Yukio Mishima wurde eigentlich als Kimitake Hiraoka geboren. Seine Kindheit war aussergewöhnlich. Sein Vater, ein Regierungsbeamter, und seine Mutter, die dem Adel entstammte, kümmerten sich kaum um ihn.
Umso mehr tat dies seine Grossmutter mütterlicherseits. Sie war eine schrullige Dame, die jeden Tag mit einem nie eintretenden Tod rang und zu Wutausbrüchen neigte.

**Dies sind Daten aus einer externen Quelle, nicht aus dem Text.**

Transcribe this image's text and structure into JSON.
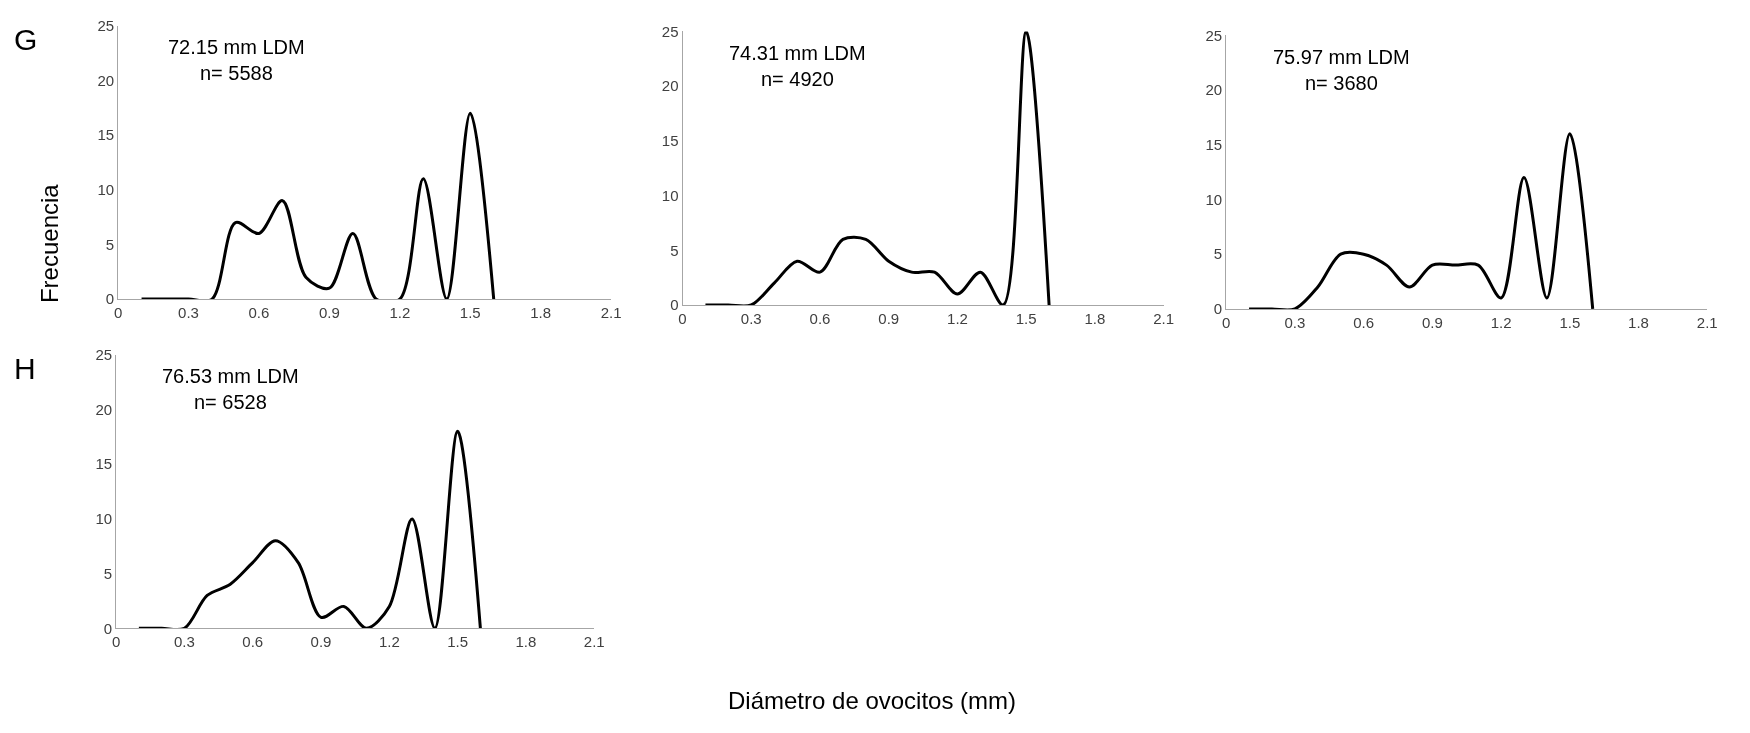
{
  "chart_data": [
    {
      "type": "line",
      "title": "G",
      "ylabel": "Frecuencia",
      "annotations": [
        "72.15 mm LDM\nn= 5588"
      ],
      "x": [
        0.1,
        0.2,
        0.3,
        0.4,
        0.5,
        0.6,
        0.7,
        0.8,
        0.9,
        1.0,
        1.1,
        1.2,
        1.3,
        1.4,
        1.5,
        1.6
      ],
      "series": [
        {
          "color": "#000000",
          "values": [
            0,
            0,
            0,
            0,
            7,
            6,
            9,
            2,
            1,
            6,
            0,
            0,
            11,
            0,
            17,
            0
          ]
        }
      ],
      "xlim": [
        0,
        2.1
      ],
      "xticks": [
        0,
        0.3,
        0.6,
        0.9,
        1.2,
        1.5,
        1.8,
        2.1
      ],
      "ylim": [
        0,
        25
      ],
      "yticks": [
        0,
        5,
        10,
        15,
        20,
        25
      ],
      "grid": false,
      "marker": "none",
      "line_style": "solid"
    },
    {
      "type": "line",
      "annotations": [
        "74.31 mm LDM\nn= 4920"
      ],
      "x": [
        0.1,
        0.2,
        0.3,
        0.4,
        0.5,
        0.6,
        0.7,
        0.8,
        0.9,
        1.0,
        1.1,
        1.2,
        1.3,
        1.4,
        1.5,
        1.6
      ],
      "series": [
        {
          "color": "#000000",
          "values": [
            0,
            0,
            0,
            2,
            4,
            3,
            6,
            6,
            4,
            3,
            3,
            1,
            3,
            0,
            25,
            0
          ]
        }
      ],
      "xlim": [
        0,
        2.1
      ],
      "xticks": [
        0,
        0.3,
        0.6,
        0.9,
        1.2,
        1.5,
        1.8,
        2.1
      ],
      "ylim": [
        0,
        25
      ],
      "yticks": [
        0,
        5,
        10,
        15,
        20,
        25
      ],
      "grid": false,
      "marker": "none",
      "line_style": "solid"
    },
    {
      "type": "line",
      "annotations": [
        "75.97 mm LDM\nn= 3680"
      ],
      "x": [
        0.1,
        0.2,
        0.3,
        0.4,
        0.5,
        0.6,
        0.7,
        0.8,
        0.9,
        1.0,
        1.1,
        1.2,
        1.3,
        1.4,
        1.5,
        1.6
      ],
      "series": [
        {
          "color": "#000000",
          "values": [
            0,
            0,
            0,
            2,
            5,
            5,
            4,
            2,
            4,
            4,
            4,
            1,
            12,
            1,
            16,
            0
          ]
        }
      ],
      "xlim": [
        0,
        2.1
      ],
      "xticks": [
        0,
        0.3,
        0.6,
        0.9,
        1.2,
        1.5,
        1.8,
        2.1
      ],
      "ylim": [
        0,
        25
      ],
      "yticks": [
        0,
        5,
        10,
        15,
        20,
        25
      ],
      "grid": false,
      "marker": "none",
      "line_style": "solid"
    },
    {
      "type": "line",
      "title": "H",
      "xlabel": "Diámetro de ovocitos (mm)",
      "annotations": [
        "76.53 mm LDM\nn= 6528"
      ],
      "x": [
        0.1,
        0.2,
        0.3,
        0.4,
        0.5,
        0.6,
        0.7,
        0.8,
        0.9,
        1.0,
        1.1,
        1.2,
        1.3,
        1.4,
        1.5,
        1.6
      ],
      "series": [
        {
          "color": "#000000",
          "values": [
            0,
            0,
            0,
            3,
            4,
            6,
            8,
            6,
            1,
            2,
            0,
            2,
            10,
            0,
            18,
            0
          ]
        }
      ],
      "xlim": [
        0,
        2.1
      ],
      "xticks": [
        0,
        0.3,
        0.6,
        0.9,
        1.2,
        1.5,
        1.8,
        2.1
      ],
      "ylim": [
        0,
        25
      ],
      "yticks": [
        0,
        5,
        10,
        15,
        20,
        25
      ],
      "grid": false,
      "marker": "none",
      "line_style": "solid"
    }
  ]
}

Kimitake verbot sie nicht nur jeglichen Sport, sondern auch das Spielen an der Sonne mit seinen Freunden. Stattdessen wuchs er behütet im Haus mit seinen Cousinen und deren Puppen auf.
Mutprobe mit Schnellzug
Mit zwölf kam er zurück nach Tokio, wo der militärisch-autoritäre Vater dem Jungen seine Vorstellung von Männlichkeit vermittelte.
Er hielt seinen Sohn als Mutprobe nahe an einen vorbeifahrenden Schnellzug. Oder durchsuchte sein Zimmer nach effeminierter Literatur.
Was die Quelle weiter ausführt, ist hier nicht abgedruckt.